Resignation und Mutlosigkeit überwinden?

Kleine und große Krisen können politisch lähmen, besonders dann, wenn keine Lösungen oder Veränderungen in Sicht sind. Lösungen oder Krisenreduzierung oder gar präventive Vermeidung sind in der politischen Diskussion nicht in Sicht. Die deutschen Leitmedien von der TAGESSCHAU über BILD und SPIEGEL, FAZ und SÜDDEUTSCHE ZEITUNG propagieren eine gemeinsame neoliberale Linie. Manchmal kommt raus, wie einseitig sie vorgehen. Politisches Handeln wird dabei als angeblich „alternativlos“ dargestellt. Wolfgang Lieb, einer der NachDenkSeiten-Initiatoren, hat in einem Vortrag  auf der Herbstkonferenz 2014 der Evangelischen Akademie Bad Boll unter dem Titel „Kirche in der Demokratie, Demokratie in der Kirche“ am 21. Oktober 2014 wichtige Zusammenhänge aufzuzeigen und zu analysieren. Er fragt: Schafft sich die Demokratie ab?“ und spricht von „verbarrikadierter Demokratie“ – sehr lesenswert!

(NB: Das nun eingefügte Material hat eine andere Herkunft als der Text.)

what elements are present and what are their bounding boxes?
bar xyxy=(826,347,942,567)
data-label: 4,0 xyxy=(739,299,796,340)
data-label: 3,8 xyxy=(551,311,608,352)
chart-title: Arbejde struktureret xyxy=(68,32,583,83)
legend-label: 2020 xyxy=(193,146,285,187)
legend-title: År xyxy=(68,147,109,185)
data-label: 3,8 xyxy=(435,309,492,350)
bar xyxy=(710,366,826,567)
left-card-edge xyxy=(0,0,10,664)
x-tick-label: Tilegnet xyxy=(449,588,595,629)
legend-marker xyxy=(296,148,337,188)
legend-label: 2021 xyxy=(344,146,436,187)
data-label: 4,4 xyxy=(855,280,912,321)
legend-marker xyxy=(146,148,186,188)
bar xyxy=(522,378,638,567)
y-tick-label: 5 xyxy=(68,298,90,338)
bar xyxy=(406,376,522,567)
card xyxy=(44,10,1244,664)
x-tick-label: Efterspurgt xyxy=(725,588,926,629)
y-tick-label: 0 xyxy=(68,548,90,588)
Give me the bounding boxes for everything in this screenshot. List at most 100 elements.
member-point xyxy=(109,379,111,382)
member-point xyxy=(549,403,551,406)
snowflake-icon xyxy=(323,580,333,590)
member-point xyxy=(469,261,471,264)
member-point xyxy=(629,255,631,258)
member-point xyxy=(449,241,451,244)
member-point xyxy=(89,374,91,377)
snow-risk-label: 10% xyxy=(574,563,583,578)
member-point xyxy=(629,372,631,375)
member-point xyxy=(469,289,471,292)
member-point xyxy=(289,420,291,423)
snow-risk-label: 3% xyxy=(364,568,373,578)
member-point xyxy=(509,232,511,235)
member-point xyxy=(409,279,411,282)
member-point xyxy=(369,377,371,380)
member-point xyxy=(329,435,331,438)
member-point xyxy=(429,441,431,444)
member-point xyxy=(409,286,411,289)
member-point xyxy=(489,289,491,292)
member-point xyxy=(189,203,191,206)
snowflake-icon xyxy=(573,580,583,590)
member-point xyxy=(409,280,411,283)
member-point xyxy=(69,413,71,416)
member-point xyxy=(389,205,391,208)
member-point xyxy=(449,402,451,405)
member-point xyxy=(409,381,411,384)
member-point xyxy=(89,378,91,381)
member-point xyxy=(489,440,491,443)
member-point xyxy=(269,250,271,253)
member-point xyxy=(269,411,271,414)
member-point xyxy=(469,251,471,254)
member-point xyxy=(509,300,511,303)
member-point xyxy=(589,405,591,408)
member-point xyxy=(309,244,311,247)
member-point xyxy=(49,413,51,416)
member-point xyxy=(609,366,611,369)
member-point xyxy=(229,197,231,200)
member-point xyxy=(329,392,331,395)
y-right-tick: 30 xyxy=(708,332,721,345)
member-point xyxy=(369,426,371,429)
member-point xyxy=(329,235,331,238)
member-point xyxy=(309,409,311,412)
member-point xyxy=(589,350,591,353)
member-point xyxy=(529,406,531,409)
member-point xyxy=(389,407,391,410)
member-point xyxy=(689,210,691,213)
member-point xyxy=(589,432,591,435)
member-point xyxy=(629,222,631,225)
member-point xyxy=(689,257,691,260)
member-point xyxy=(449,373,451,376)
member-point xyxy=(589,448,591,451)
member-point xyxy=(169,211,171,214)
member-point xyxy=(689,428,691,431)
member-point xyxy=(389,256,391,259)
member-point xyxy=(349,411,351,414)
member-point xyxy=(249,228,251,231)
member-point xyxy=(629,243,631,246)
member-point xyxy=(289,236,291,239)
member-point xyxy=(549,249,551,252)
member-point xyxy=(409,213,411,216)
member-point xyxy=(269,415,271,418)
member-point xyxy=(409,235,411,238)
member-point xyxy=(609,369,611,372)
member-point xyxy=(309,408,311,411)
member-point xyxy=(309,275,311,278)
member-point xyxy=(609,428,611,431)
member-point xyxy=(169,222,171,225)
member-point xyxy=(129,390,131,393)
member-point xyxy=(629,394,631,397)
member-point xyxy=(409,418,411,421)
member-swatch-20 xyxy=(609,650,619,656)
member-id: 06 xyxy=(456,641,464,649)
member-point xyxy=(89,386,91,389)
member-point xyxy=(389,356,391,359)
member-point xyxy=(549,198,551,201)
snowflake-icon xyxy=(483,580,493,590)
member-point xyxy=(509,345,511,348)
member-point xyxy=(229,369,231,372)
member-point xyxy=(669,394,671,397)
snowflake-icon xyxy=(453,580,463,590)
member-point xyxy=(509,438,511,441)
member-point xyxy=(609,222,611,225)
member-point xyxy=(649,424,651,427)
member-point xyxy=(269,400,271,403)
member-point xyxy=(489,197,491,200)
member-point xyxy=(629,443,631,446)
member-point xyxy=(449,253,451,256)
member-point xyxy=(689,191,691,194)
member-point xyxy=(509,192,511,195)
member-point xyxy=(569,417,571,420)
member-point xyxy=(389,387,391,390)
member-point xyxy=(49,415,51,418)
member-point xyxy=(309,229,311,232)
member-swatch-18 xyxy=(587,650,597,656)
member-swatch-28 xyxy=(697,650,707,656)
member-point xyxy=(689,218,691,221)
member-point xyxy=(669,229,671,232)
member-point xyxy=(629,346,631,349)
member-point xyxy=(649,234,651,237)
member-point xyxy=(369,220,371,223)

Übrigens hat 2010 in einer Veranstaltung des Arbeitskreises „Jugend und Politik“  – damals noch zusammen mit der Lemgoer SPD – Dr. Serge Embacher überzeugend beschrieben, wie soziale Gerechtigkeit und damit die Demokratie gefährdet werden. An dieser Einschätzung hat sich bis heute nicht nur nichts geändert, vielmehr ist die SPD mit dem Eintritt in die Große Koalition vollends zur Gefangenen neoliberaler Alternativlosigkeit geworden. Sie wird so jedenfalls größeres Vertrauen von Wählerinnen und Wählern nicht gewinnen können. Denn die Zahl der Profiteure dieser Politik ist zu gering, als dass sie zu Wahlerfolgen führen könnten.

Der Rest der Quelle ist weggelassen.